Adecco to Buy General Assembly for $412.5M to Grow Tech Workforce
The Adecco Group, the global staffing and worker training giant, has inked a $412.5 million agreement to acquire General Assembly, a tech training and career development company that offers courses online and at 20 campuses worldwide.
The deal underscores the growing demand for software coding and other digital skills—and employers’ increased willingness to turn to non-traditional sources to find talent.
General Assembly (GA) launched in early 2011 with an incubator in New York City that was a cross between a co-working space and a startup university. As Xconomy reported at the time, entrepreneurs and young ventures that set up shop in the Manhattan office also had access to daily classes on topics such as HTML, online advertising, and how to pitch their company’s story to the media. GA wasn’t initially backed by venture capitalists, but instead got funding from the likes of Skype, Ideo, Silicon Valley Bank, and the New York City Economic Development Corp. The original idea was to educate and nurture entrepreneurs.
Since then, a startup boom and fast-growing demand for tech talent at virtually every company have helped fuel the rise of for-profit coding schools and other alternative education providers. GA has ridden that wave to capture at least $119 million in venture capital from Advance Publications, IVP, Maveron, Rethink Education, and others. GA has evolved its model along the way, but kept its focus on teaching digital skills. The company offers part-time and full-time courses in subjects like software development, data science, user experience design, and digital marketing, available online or at locations in North America, Europe, Asia, and Australia. It also hosts workshops and events at its physical spaces.
In recent years, GA has put more of an emphasis on serving businesses, particularly large employers like Google, Visa, and General Electric. GA’s offerings include a “talent pipeline as a service,” through which employers pay GA to find job candidates and train them, enabling companies to fill a dozen or even hundreds of roles at a time.
“Demand for digital skills is growing, but supply remains constrained,” Adecco Group CEO Alain Dehaze said in a prepared statement. “The rise of automation also creates a critical need to re-skill workers, with as many as 375 million employees globally needing to transition to new roles by 2030. By offering General Assembly’s services alongside [Adecco Group’s] existing talent development, career transition, and professional staffing solutions, we will be able to better respond to these client needs, enhancing both access to and the supply of the most in-demand skills.”

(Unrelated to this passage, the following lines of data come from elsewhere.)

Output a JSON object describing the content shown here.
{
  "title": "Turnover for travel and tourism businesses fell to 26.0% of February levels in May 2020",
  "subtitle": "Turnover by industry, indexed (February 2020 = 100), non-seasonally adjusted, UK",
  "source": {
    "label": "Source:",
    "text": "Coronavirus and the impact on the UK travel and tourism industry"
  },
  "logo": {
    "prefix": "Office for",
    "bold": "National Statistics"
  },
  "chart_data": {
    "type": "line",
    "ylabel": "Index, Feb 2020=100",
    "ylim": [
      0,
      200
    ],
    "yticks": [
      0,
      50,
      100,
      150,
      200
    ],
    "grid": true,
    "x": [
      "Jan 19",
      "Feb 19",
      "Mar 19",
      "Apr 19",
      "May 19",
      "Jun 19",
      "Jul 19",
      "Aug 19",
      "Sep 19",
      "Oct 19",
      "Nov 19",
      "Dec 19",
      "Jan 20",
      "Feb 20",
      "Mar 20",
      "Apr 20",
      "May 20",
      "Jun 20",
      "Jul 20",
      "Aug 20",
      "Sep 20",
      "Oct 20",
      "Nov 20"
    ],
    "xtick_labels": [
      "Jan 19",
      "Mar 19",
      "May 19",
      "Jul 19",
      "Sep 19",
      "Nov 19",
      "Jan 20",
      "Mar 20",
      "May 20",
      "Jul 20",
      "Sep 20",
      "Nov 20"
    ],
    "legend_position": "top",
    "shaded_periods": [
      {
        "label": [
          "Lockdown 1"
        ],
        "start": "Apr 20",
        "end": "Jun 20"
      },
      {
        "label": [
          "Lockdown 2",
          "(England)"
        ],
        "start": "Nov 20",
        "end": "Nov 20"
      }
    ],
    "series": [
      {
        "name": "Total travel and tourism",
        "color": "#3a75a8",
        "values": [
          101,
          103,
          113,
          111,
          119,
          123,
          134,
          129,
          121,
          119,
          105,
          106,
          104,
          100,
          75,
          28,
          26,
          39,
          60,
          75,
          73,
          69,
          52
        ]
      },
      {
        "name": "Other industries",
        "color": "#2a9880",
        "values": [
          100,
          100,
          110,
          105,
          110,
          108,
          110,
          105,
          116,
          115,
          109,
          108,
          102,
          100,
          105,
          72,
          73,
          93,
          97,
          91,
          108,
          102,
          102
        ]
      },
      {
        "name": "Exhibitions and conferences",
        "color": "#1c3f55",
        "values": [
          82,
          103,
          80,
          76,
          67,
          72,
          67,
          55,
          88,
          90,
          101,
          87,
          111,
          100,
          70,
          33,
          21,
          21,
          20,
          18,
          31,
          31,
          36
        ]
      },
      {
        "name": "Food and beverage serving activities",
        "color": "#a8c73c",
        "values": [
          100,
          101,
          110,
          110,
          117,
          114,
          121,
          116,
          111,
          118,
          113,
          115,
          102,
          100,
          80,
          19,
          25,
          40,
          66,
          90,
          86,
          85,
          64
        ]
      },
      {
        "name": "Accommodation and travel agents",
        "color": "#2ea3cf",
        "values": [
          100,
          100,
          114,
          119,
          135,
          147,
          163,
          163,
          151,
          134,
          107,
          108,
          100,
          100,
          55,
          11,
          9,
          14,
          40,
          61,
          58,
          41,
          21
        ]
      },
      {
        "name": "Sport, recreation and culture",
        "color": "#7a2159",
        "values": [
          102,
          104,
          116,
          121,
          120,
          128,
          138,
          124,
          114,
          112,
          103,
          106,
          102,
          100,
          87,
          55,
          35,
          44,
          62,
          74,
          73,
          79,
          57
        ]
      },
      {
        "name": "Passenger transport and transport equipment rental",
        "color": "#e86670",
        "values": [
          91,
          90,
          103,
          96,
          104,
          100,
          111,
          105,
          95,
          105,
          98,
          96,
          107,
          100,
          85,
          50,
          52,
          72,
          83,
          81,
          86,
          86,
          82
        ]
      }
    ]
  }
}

GA generated approximately $100 million in revenue last year, Adecco Group said in a press release. It has more than 50,000 alumni of its courses, and its customers include more than 300 of the world’s largest companies.
The acquisition is expected to close in the second quarter. Once it does, GA will operate as a stand-alone division within Switzerland-based Adecco Group, and GA co-founder and CEO Jake Schwartz will continue leading the business, according to the press release. GA is investing in its business, and is expected to be “modestly dilutive” to Adecco Group’s earnings this year, but it should begin adding to the parent company’s earnings next year, Adecco Group said.
“This [acquisition] is a milestone, a reflection of the world waking up to the skills gap we face, and the opportunity to reshape the relationship and connection between education and the world of work,” Schwartz (pictured above) wrote in a blog post announcing the deal.